I was reading Romans 12:1 one evening. It reads, “Therefore, I urge you brothers and sisters, in view of God’s mercy, to offer your bodies as living sacrifices, holy and pleasing to God – this is your spiritual act of worship” (TNIV).
It is interesting that the author, Paul, uses the term “living sacrifice.” Up until the death of Jesus, it was common for Jews to sacrifice animals for the forgiveness of their sins. From previous readings in the first part of the Bible, I learned that the animal would be slain and then burned on the altar. It was considered a dead sacrifice, because the animal was dead prior to the burning. So the term “living sacrifice” must have struck the people of that day as extremely odd, even paradoxical.
And it did me as well.
When I picture a “living sacrifice,” a comical yet scary picture runs through my head. I imagine some guy running around his back yard with some part of his clothing on fire, because he put too much lighter fluid on the grill before tossing the match. He runs around screaming until he is finally able to put it out by jumping in the kiddy pool he had set out for his children. Don’t worry; his injuries are few.
Yes, the image of a “living sacrifice” could be much more gruesome and horrifying, but I opt for the guy who is now lying with relief in the kiddy pool. It is less troublesome on the mind.
But is this bizarre image that far from the truth?
The Bible says that “in view of God’s mercy”—in view of His willingness to give us another shot, in view of Jesus’ coming to earth, to undeservingly cleanse us of our sins and make us whole again—we are to lay our life, our wants, our desires, on the altar and allow God to use us as He sees fit. When we do this, we do not die. When we do this, it is not an end. God does not want a dead sacrifice. He wants to use us as living, breathing humans while we are here on this earth. And when we lay ourselves on the altar, be prepared for God to do His part. What does He do?
He sets us on fire.
Things that are laid on the altar are meant to be burned. They are meant to be lit up with flames, engulfing whatever has been placed on the altar. Once we are willing to put ourselves up on the altar, God wants to set us on fire. He wants us to be consumed by an untamable inferno. He wants to use us for His purpose, a greater purpose than you or I could imagine.
We have to constantly remind ourselves to throw our lives up on the altar. Somewhere in the Bible it says to take up our cross daily. We must do the same thing with the altar. We need to offer ourselves up for sacrifice daily because our humanness allows us to make mistake and follow wrong paths. Somehow, we must commit ourselves to being sacrificed.
I think about how incredible it would be, when at the end of my time here on this planet, God looks at my earthly life and sees nothing but ashes remaining. How awesome would it be to know that, because I daily presented myself as a living sacrifice, God constantly let me burn brightly until He could no longer use me, until my life was nothing but ashes. I left nothing else to be consumed.

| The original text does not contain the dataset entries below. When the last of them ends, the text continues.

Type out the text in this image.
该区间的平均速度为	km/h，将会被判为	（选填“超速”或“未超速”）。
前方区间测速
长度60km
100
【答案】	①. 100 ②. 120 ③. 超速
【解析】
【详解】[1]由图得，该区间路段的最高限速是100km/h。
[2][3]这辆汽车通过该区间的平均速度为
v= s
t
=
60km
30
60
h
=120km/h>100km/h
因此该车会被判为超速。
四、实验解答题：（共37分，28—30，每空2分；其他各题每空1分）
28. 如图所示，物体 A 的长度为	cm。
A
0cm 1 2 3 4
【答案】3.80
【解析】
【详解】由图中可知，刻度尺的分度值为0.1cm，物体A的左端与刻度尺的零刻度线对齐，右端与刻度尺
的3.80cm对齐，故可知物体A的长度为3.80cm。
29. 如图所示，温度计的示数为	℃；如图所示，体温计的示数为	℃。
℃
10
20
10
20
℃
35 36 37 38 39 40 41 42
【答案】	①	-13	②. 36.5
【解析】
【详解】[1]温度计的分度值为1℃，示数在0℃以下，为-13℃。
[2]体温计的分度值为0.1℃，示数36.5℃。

Fortunately, unlike the fires we see consuming forests, when our lives are nothing but ashes, the fire can still go on. When our lives are set aflame by God’s hand, we will undoubtedly have an impact somewhere on someone. And though our flame has left, the heat that was felt from our lives while we were here on this earth could spark another flame in another life. Your fire could leave a legacy that no fireman could ever put out.
I don’t know what God will do with my life. I don’t know where He will take me or how He will use me. My only hope is that He will set my life on fire, a fire that rages uncontrollably. By no means have I mastered the self-sacrifice. I am still learning, still growing. However, just knowing the potential of what could be motivates me to try to be a “living sacrifice” for the One who first loved me. I want to be used. I want to be completely burned out.